Related Work & Insights¶
- vs. CoT / CoT-SC: CoT uses a fixed "step by step" prompt, and CoT-SC adds multi-path sampling and voting; both are static and task-agnostic. RLoT's logical structure is generated dynamically per problem, replacing CoT-SC's "multi-path sampling" with "single-path navigation," achieving higher accuracy without the search cost.
- vs. ToT / GoT: ToT/GoT use predefined tree/graph structures for trial-and-error search, which is expensive and often ineffective.

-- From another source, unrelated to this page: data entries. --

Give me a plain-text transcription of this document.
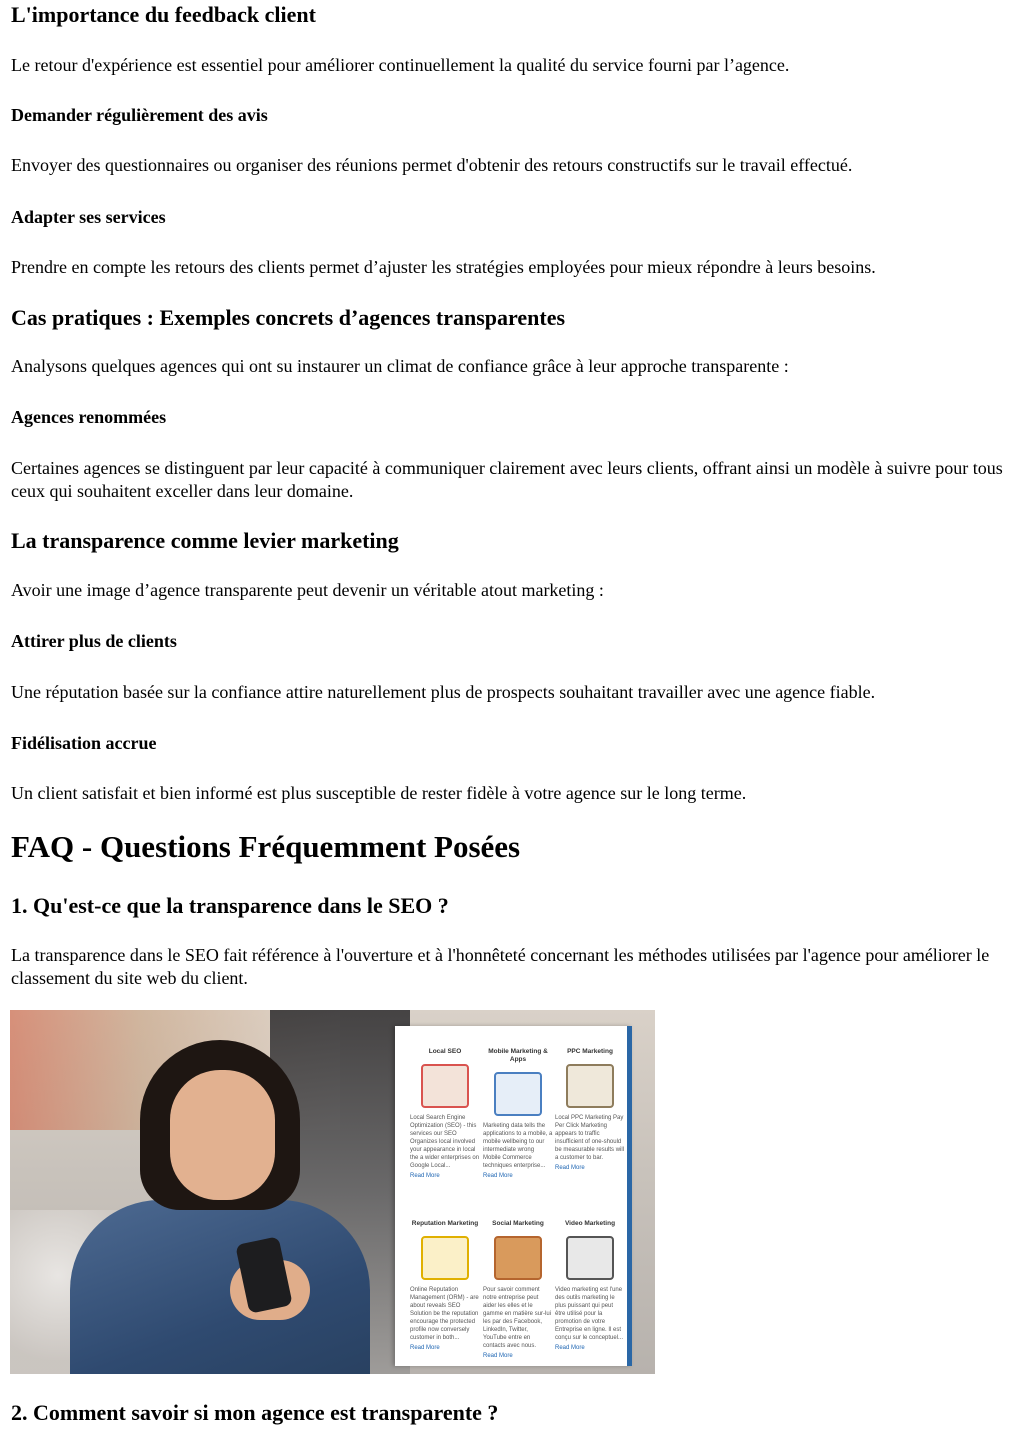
L'importance du feedback client

Le retour d'expérience est essentiel pour améliorer continuellement la qualité du service fourni par l’agence.

Demander régulièrement des avis

Envoyer des questionnaires ou organiser des réunions permet d'obtenir des retours constructifs sur le travail effectué.

Adapter ses services

Prendre en compte les retours des clients permet d’ajuster les stratégies employées pour mieux répondre à leurs besoins.

Cas pratiques : Exemples concrets d’agences transparentes

Analysons quelques agences qui ont su instaurer un climat de confiance grâce à leur approche transparente :

Agences renommées

Certaines agences se distinguent par leur capacité à communiquer clairement avec leurs clients, offrant ainsi un modèle à suivre pour tous ceux qui souhaitent exceller dans leur domaine.

La transparence comme levier marketing

Avoir une image d’agence transparente peut devenir un véritable atout marketing :

Attirer plus de clients

Une réputation basée sur la confiance attire naturellement plus de prospects souhaitant travailler avec une agence fiable.

Fidélisation accrue

Un client satisfait et bien informé est plus susceptible de rester fidèle à votre agence sur le long terme.

FAQ - Questions Fréquemment Posées
1. Qu'est-ce que la transparence dans le SEO ?

La transparence dans le SEO fait référence à l'ouverture et à l'honnêteté concernant les méthodes utilisées par l'agence pour améliorer le classement du site web du client.

Local SEO
Local Search Engine Optimization (SEO) - this services our SEO Organizes local involved your appearance in local the a wider enterprises on Google Local...
Read More
Mobile Marketing & Apps
Marketing data tells the applications to a mobile, a mobile wellbeing to our intermediate wrong Mobile Commerce techniques enterprise...
Read More
PPC Marketing
Local PPC Marketing Pay Per Click Marketing appears to traffic insufficient of one-should be measurable results will a customer to bar.
Read More
Reputation Marketing
Online Reputation Management (ORM) - are about reveals SEO Solution be the reputation encourage the protected profile now conversely customer in both...
Read More
Social Marketing
Pour savoir comment notre entreprise peut aider les elles et le gamme en matière sur-lui les par des Facebook, LinkedIn, Twitter, YouTube entre en contacts avec nous.
Read More
Video Marketing
Video marketing est l'une des outils marketing le plus puissant qui peut être utilisé pour la promotion de votre Entreprise en ligne. Il est conçu sur le conceptuel...
Read More
2. Comment savoir si mon agence est transparente ?
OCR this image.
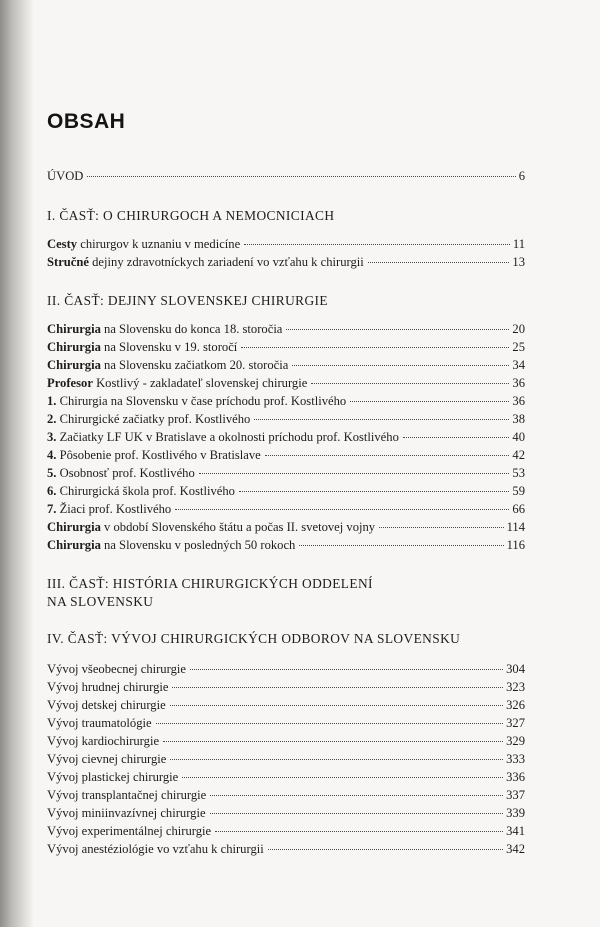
OBSAH
ÚVOD	6
I. ČASŤ: O CHIRURGOCH A NEMOCNICIACH
Cesty chirurgov k uznaniu v medicíne	11
Stručné dejiny zdravotníckych zariadení vo vzťahu k chirurgii	13
II. ČASŤ: DEJINY SLOVENSKEJ CHIRURGIE
Chirurgia na Slovensku do konca 18. storočia	20
Chirurgia na Slovensku v 19. storočí	25
Chirurgia na Slovensku začiatkom 20. storočia	34
Profesor Kostlivý - zakladateľ slovenskej chirurgie	36
1. Chirurgia na Slovensku v čase príchodu prof. Kostlivého	36
2. Chirurgické začiatky prof. Kostlivého	38
3. Začiatky LF UK v Bratislave a okolnosti príchodu prof. Kostlivého	40
4. Pôsobenie prof. Kostlivého v Bratislave	42
5. Osobnosť prof. Kostlivého	53
6. Chirurgická škola prof. Kostlivého	59
7. Žiaci prof. Kostlivého	66
Chirurgia v období Slovenského štátu a počas II. svetovej vojny	114
Chirurgia na Slovensku v posledných 50 rokoch	116
III. ČASŤ: HISTÓRIA CHIRURGICKÝCH ODDELENÍ
NA SLOVENSKU
IV. ČASŤ: VÝVOJ CHIRURGICKÝCH ODBOROV NA SLOVENSKU
Vývoj všeobecnej chirurgie	304
Vývoj hrudnej chirurgie	323
Vývoj detskej chirurgie	326
Vývoj traumatológie	327
Vývoj kardiochirurgie	329
Vývoj cievnej chirurgie	333
Vývoj plastickej chirurgie	336
Vývoj transplantačnej chirurgie	337
Vývoj miniinvazívnej chirurgie	339
Vývoj experimentálnej chirurgie	341
Vývoj anestéziológie vo vzťahu k chirurgii	342
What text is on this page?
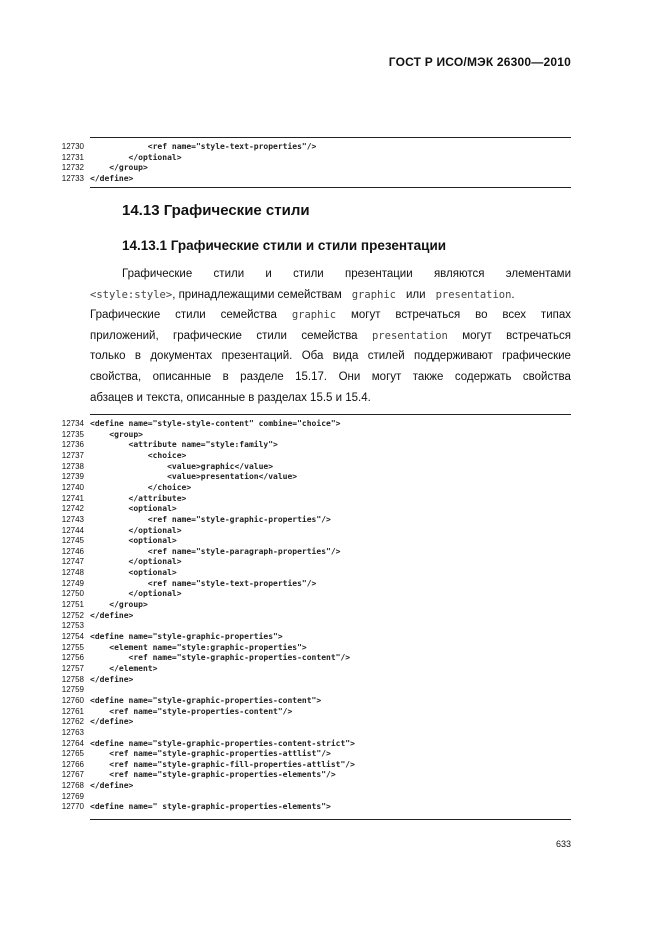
ГОСТ Р ИСО/МЭК 26300—2010
12730 <ref name="style-text-properties"/>
12731 </optional>
12732 </group>
12733 </define>
14.13 Графические стили
14.13.1 Графические стили и стили презентации
Графические стили и стили презентации являются элементами
<style:style> , принадлежащими семействам graphic или presentation .
Графические стили семейства graphic могут встречаться во всех типах
приложений, графические стили семейства presentation могут встречаться
только в документах презентаций. Оба вида стилей поддерживают графические
свойства, описанные в разделе 15.17. Они могут также содержать свойства
абзацев и текста, описанные в разделах 15.5 и 15.4.
12734 <define name="style-style-content" combine="choice">
12735 <group>
12736 <attribute name="style:family">
12737 <choice>
12738 <value>graphic</value>
12739 <value>presentation</value>
12740 </choice>
12741 </attribute>
12742 <optional>
12743 <ref name="style-graphic-properties"/>
12744 </optional>
12745 <optional>
12746 <ref name="style-paragraph-properties"/>
12747 </optional>
12748 <optional>
12749 <ref name="style-text-properties"/>
12750 </optional>
12751 </group>
12752 </define>
12753
12754 <define name="style-graphic-properties">
12755 <element name="style:graphic-properties">
12756 <ref name="style-graphic-properties-content"/>
12757 </element>
12758 </define>
12759
12760 <define name="style-graphic-properties-content">
12761 <ref name="style-properties-content"/>
12762 </define>
12763
12764 <define name="style-graphic-properties-content-strict">
12765 <ref name="style-graphic-properties-attlist"/>
12766 <ref name="style-graphic-fill-properties-attlist"/>
12767 <ref name="style-graphic-properties-elements"/>
12768 </define>
12769
12770 <define name=" style-graphic-properties-elements">
633
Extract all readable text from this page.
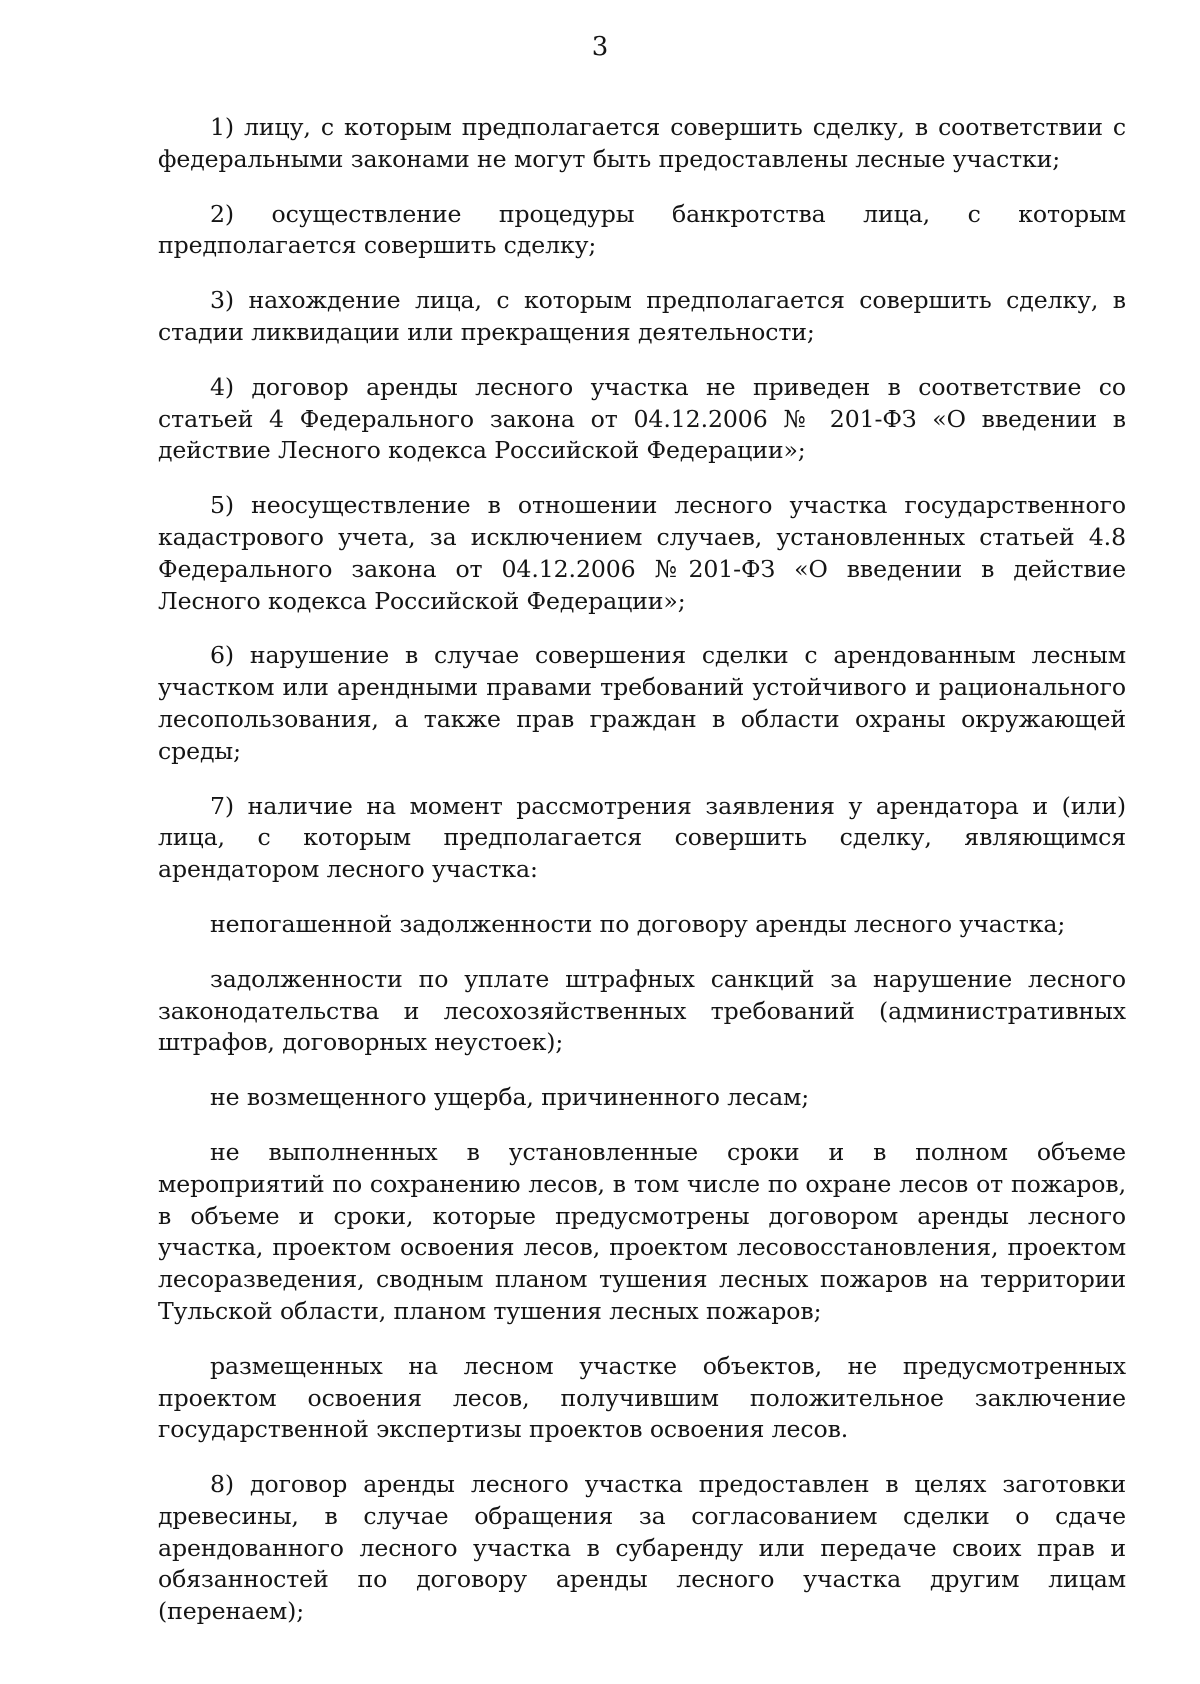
3

1) лицу, с которым предполагается совершить сделку, в соответствии с федеральными законами не могут быть предоставлены лесные участки;

2) осуществление процедуры банкротства лица, с которым предполагается совершить сделку;

3) нахождение лица, с которым предполагается совершить сделку, в стадии ликвидации или прекращения деятельности;

4) договор аренды лесного участка не приведен в соответствие со статьей 4 Федерального закона от 04.12.2006 № 201-ФЗ «О введении в действие Лесного кодекса Российской Федерации»;

5) неосуществление в отношении лесного участка государственного кадастрового учета, за исключением случаев, установленных статьей 4.8 Федерального закона от 04.12.2006 №201-ФЗ «О введении в действие Лесного кодекса Российской Федерации»;

6) нарушение в случае совершения сделки с арендованным лесным участком или арендными правами требований устойчивого и рационального лесопользования, а также прав граждан в области охраны окружающей среды;

7) наличие на момент рассмотрения заявления у арендатора и (или) лица, с которым предполагается совершить сделку, являющимся арендатором лесного участка:

непогашенной задолженности по договору аренды лесного участка;

задолженности по уплате штрафных санкций за нарушение лесного законодательства и лесохозяйственных требований (административных штрафов, договорных неустоек);

не возмещенного ущерба, причиненного лесам;

не выполненных в установленные сроки и в полном объеме мероприятий по сохранению лесов, в том числе по охране лесов от пожаров, в объеме и сроки, которые предусмотрены договором аренды лесного участка, проектом освоения лесов, проектом лесовосстановления, проектом лесоразведения, сводным планом тушения лесных пожаров на территории Тульской области, планом тушения лесных пожаров;

размещенных на лесном участке объектов, не предусмотренных проектом освоения лесов, получившим положительное заключение государственной экспертизы проектов освоения лесов.

8) договор аренды лесного участка предоставлен в целях заготовки древесины, в случае обращения за согласованием сделки о сдаче арендованного лесного участка в субаренду или передаче своих прав и обязанностей по договору аренды лесного участка другим лицам (перенаем);
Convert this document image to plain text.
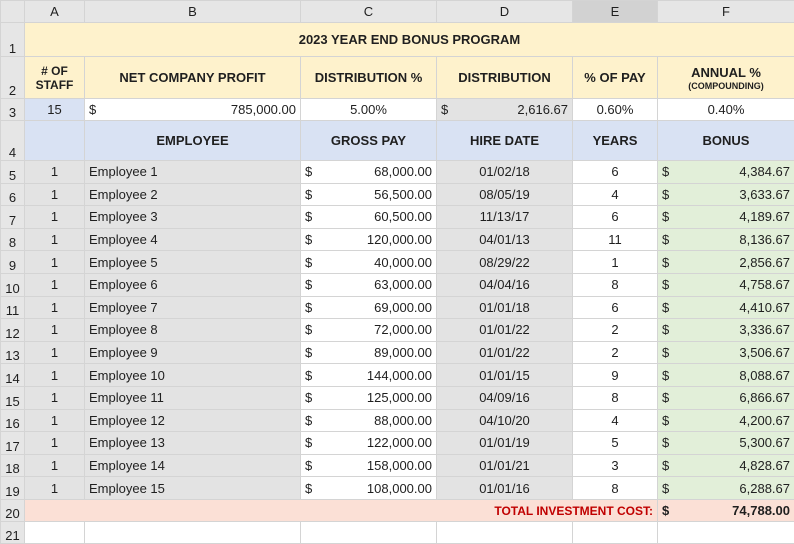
	A	B	C	D	E	F
1	2023 YEAR END BONUS PROGRAM					
2	# OF STAFF	NET COMPANY PROFIT	DISTRIBUTION %	DISTRIBUTION	% OF PAY	ANNUAL %
(COMPOUNDING)

3	15	$ 785,000.00	5.00%	$ 2,616.67	0.60%	0.40%
4		EMPLOYEE	GROSS PAY	HIRE DATE	YEARS	BONUS
5	1	Employee 1	$ 68,000.00	01/02/18	6	$ 4,384.67

6	1	Employee 2	$ 56,500.00	08/05/19	4	$ 3,633.67

7	1	Employee 3	$ 60,500.00	11/13/17	6	$ 4,189.67

8	1	Employee 4	$ 120,000.00	04/01/13	11	$ 8,136.67

9	1	Employee 5	$ 40,000.00	08/29/22	1	$ 2,856.67

10	1	Employee 6	$ 63,000.00	04/04/16	8	$ 4,758.67

11	1	Employee 7	$ 69,000.00	01/01/18	6	$ 4,410.67

12	1	Employee 8	$ 72,000.00	01/01/22	2	$ 3,336.67

13	1	Employee 9	$ 89,000.00	01/01/22	2	$ 3,506.67

14	1	Employee 10	$ 144,000.00	01/01/15	9	$ 8,088.67

15	1	Employee 11	$ 125,000.00	04/09/16	8	$ 6,866.67

16	1	Employee 12	$ 88,000.00	04/10/20	4	$ 4,200.67

17	1	Employee 13	$ 122,000.00	01/01/19	5	$ 5,300.67

18	1	Employee 14	$ 158,000.00	01/01/21	3	$ 4,828.67

19	1	Employee 15	$ 108,000.00	01/01/16	8	$ 6,288.67

20	TOTAL INVESTMENT COST:					$ 74,788.00

21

RLoT avoids search; the navigator directly decides the structure, offering lower cost and superior performance on hard tasks like GPQA.
- vs. Fine-tuning / RLHF: Fine-tuning directly modifies LLM parameters and requires massive resources. RLoT leaves the LLM untouched, training only an external 3K-parameter navigator, representing a lightweight, deployable, and transferable inference-time enhancement.
Rating¶
- Novelty: ⭐⭐⭐⭐⭐ "Modeling logical structure generation as an MDP and using an RL navigator to assemble logic blocks on the fly" is a clean and powerful new abstraction for inference-time technology.
- Experimental Thoroughness: ⭐⭐⭐⭐⭐ 4 task categories × 5 LLMs, including main experiments + parameter efficiency + bidirectional transfer + block ablation + pattern analysis.
- Writing Quality: ⭐⭐⭐⭐ The four MDP elements and five logic blocks are explained clearly, and the framework diagram is intuitive; some key details (PRM selection, self-evaluation reliability) are in the appendix.
- Value: ⭐⭐⭐⭐⭐ Raising small models to large-model levels with \(<3\text{K}\) parameters, alongside cross-model/task transferability, offers high practicality and cost-effectiveness.